Quesadillas may not be the healthiest food on the planet but man are they good! And super quick, even great with leftover meat or grilled chicken. In this case I’m making them with Bbq Pulled Chicken which takes about 5 minutes to put together and that’s just about the hardest work done.
Once your chicken is cooked you just heat a griddle pan, place a tortilla on it, sprinkle on a little cheese, then chicken and a little more cheese and cook until melted and slightly golden on the bottom, flip them over and cook for a minute more. Cut them into wedges and serve.
These Quesadillas are really delicious with any kind of salsa, sour cream and/or guacamole. Today I am serving them with a refreshing fruity Pineapple salsa. Any leftover salsa is great on a sandwich or in a salad.
Serves : 4
- 1 pound boneless skinless chicken breast
- 1 C. bbq sauce (use your favorite or mine from the Smokey Maple glazed Bbq Spare Ribs. )
- 1 tbsp. Soy sauce
- 2 tsp. Smoked paprika
- 2 tsp. Dried Garlic powder
- 1 tbsp. Dried Onion powder
- 1 tsp. Hot sauce like Frank’s
- 1 tsp. dried oregano
- 1 tsp. Liquid smoke
- 1 1/2 tsp. Tex mex seasoning or cajun
- 2 C. pineapple diced small
- 1 ripe but firm avocado, pitted, peeled + diced
- 1 tsp chili flakes
- 1/2 cup sliced green onions/scallions
- juice of 1 lemon
- salt & pepper
- 4 flour tortillas
- 2 cups cheddar cheese
- Guacamole to serve
- Sour cream to serve
In a bowl, combine the pineapple, avocado, chili flakes, scallions and lime juice. Toss well. Season and keep in the fridge until ready to eat.
Add all the sauce ingredients to the slow cooker and set to high.

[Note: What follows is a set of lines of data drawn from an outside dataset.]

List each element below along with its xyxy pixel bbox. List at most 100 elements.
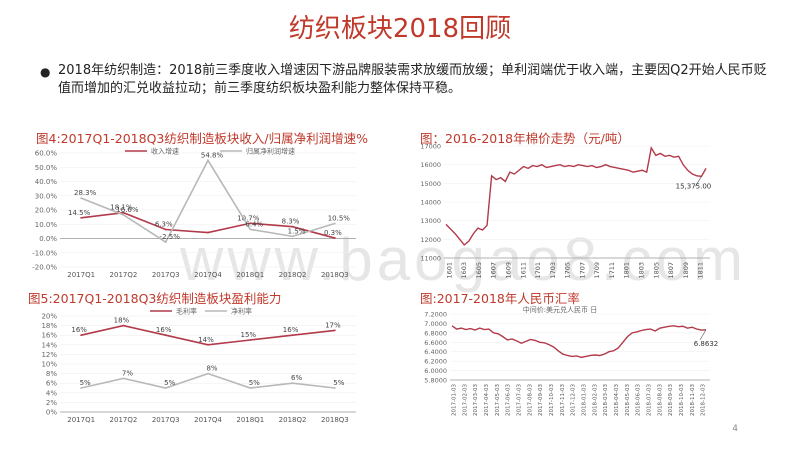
data-point: [291, 225, 294, 228]
x-tick-label: 2018-02-03: [592, 384, 598, 416]
data-label: 18%: [114, 317, 130, 325]
x-tick-label: 1709: [593, 262, 601, 279]
data-label: 54.8%: [201, 151, 224, 159]
x-tick-label: 1711: [608, 262, 616, 279]
data-label: 16.6%: [116, 206, 139, 214]
data-label: 18.1%: [110, 204, 133, 212]
data-label: 5%: [249, 379, 260, 387]
end-value-label: 6.8632: [694, 340, 719, 348]
y-tick-label: 16%: [41, 332, 57, 340]
data-label: 7%: [122, 369, 133, 377]
x-tick-label: 1703: [549, 262, 557, 279]
y-tick-label: 7.0000: [424, 320, 447, 328]
y-tick-label: 6.0000: [424, 367, 447, 375]
x-tick-label: 2018-10-03: [679, 384, 685, 416]
x-tick-label: 1601: [445, 262, 453, 279]
y-tick-label: 11000: [420, 255, 441, 263]
chart2-title: 图：2016-2018年棉价走势（元/吨）: [420, 131, 630, 146]
x-tick-label: 2018-08-03: [657, 384, 663, 416]
chart4-title: 图:2017-2018年人民币汇率: [420, 291, 580, 306]
y-tick-label: 10.0%: [35, 221, 58, 229]
x-tick-label: 2017-07-03: [516, 384, 522, 416]
x-tick-label: 2018Q1: [236, 271, 264, 279]
x-tick-label: 2017Q2: [110, 416, 138, 424]
chart1-title: 图4:2017Q1-2018Q3纺织制造板块收入/归属净利润增速%: [36, 131, 368, 146]
y-tick-label: 6%: [46, 380, 57, 388]
legend-label: 收入增速: [151, 147, 179, 156]
x-tick-label: 2018Q2: [279, 416, 307, 424]
x-tick-label: 2017-09-03: [538, 384, 544, 416]
y-tick-label: 15000: [420, 180, 441, 188]
x-tick-label: 2017-02-03: [462, 384, 468, 416]
x-tick-label: 1707: [578, 262, 586, 279]
data-label: 5%: [164, 379, 175, 387]
data-point: [333, 387, 336, 389]
data-point: [333, 329, 336, 332]
data-point: [291, 334, 294, 337]
x-tick-label: 2017-05-03: [495, 384, 501, 416]
y-tick-label: 13000: [420, 217, 441, 225]
x-tick-label: 1611: [519, 262, 527, 279]
legend-label: 归属净利润增速: [246, 147, 295, 156]
page-title: 纺织板块2018回顾: [288, 14, 512, 44]
x-tick-label: 2018-01-03: [581, 384, 587, 416]
y-tick-label: 14%: [41, 341, 57, 349]
chart3-title: 图5:2017Q1-2018Q3纺织制造板块盈利能力: [28, 291, 282, 306]
data-label: 17%: [325, 321, 341, 329]
data-label: 6.4%: [245, 220, 263, 228]
x-tick-label: 2017-11-03: [560, 384, 566, 416]
y-tick-label: -20.0%: [32, 264, 57, 272]
data-point: [207, 231, 209, 234]
data-label: 16%: [283, 326, 299, 334]
data-label: 16%: [156, 326, 172, 334]
y-tick-label: 18%: [41, 322, 57, 330]
bullet-dot-icon: ●: [40, 65, 51, 79]
y-tick-label: 17000: [420, 143, 441, 151]
x-tick-label: 1801: [623, 262, 631, 279]
y-tick-label: 16000: [420, 161, 441, 169]
y-tick-label: 50.0%: [35, 164, 58, 172]
x-tick-label: 2018-05-03: [625, 384, 631, 416]
x-tick-label: 2017Q2: [110, 271, 138, 279]
x-tick-label: 2017-03-03: [473, 384, 479, 416]
data-point: [333, 237, 336, 239]
x-tick-label: 1807: [667, 262, 675, 279]
data-point: [207, 159, 209, 162]
y-tick-label: 20.0%: [35, 207, 58, 215]
data-point: [207, 343, 209, 346]
x-tick-label: 2017-01-03: [451, 384, 457, 416]
data-point: [122, 324, 125, 327]
data-label: 14%: [198, 336, 214, 344]
chart-profitability: 20%18%16%14%12%10%8%6%4%2%0%2017Q1 2017Q2…: [41, 307, 356, 424]
legend-label: 净利率: [231, 307, 252, 316]
chart-cotton-price: 17000 16000 15000 14000 13000 12000 11000 1601 1…: [420, 143, 711, 279]
x-tick-label: 2017-06-03: [506, 384, 512, 416]
data-point: [291, 382, 294, 385]
x-tick-label: 2018-06-03: [636, 384, 642, 416]
data-point: [249, 228, 252, 231]
x-tick-label: 2017-10-03: [549, 384, 555, 416]
x-tick-label: 1605: [475, 262, 483, 279]
y-tick-label: 2%: [46, 399, 57, 407]
x-tick-label: 1705: [564, 262, 572, 279]
data-label: 8.3%: [282, 218, 300, 226]
end-label-pointer: [695, 176, 702, 187]
data-point: [249, 387, 252, 389]
y-tick-label: 0.0%: [39, 235, 57, 243]
y-tick-label: 0%: [46, 409, 57, 417]
data-point: [164, 334, 167, 337]
series-line: [445, 145, 707, 246]
x-tick-label: 2017Q1: [67, 416, 95, 424]
end-label-pointer: [699, 329, 707, 341]
data-point: [291, 235, 294, 238]
data-point: [164, 228, 167, 231]
page-number: 4: [732, 424, 738, 434]
chart-subtitle: 中间价:美元兑人民币 日: [523, 305, 598, 314]
x-tick-label: 1609: [505, 262, 513, 279]
y-tick-label: 10%: [41, 361, 57, 369]
data-label: 6%: [291, 374, 302, 382]
x-tick-label: 2017-04-03: [484, 384, 490, 416]
data-point: [80, 197, 83, 200]
x-tick-label: 1809: [682, 262, 690, 279]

Add the chicken to the slow cooker.
Cook for 3 – 4 hours until very tender and the meat can be pulled apart with two forks.
Check every now and then to see if you need to add a little water.
If you don’t have a slow cooker you can cook it on the stove on low heat, adding a little more water. Cook for about 30 minutes until the chicken is very tender and can be pulled apart with two forks.
To assemble the quesadillas, heat an electric griddle or skillet over medium heat. Add a bit of olive oil. Place 4 tortillas down on a clean counter, covering each with a bit of cheese. Then add the shredded chicken. Sprinkle with a little more of the cheese. Place the tortilla on the griddle or skillet, then cover with the other tortilla. Cook until the bottom is crispy and golden brown, then gently flip and cook for another 2-3 minutes until crispy and golden.
Serve with the pineapple salsa and guacamole, sour cream and tomato salsa too if desired.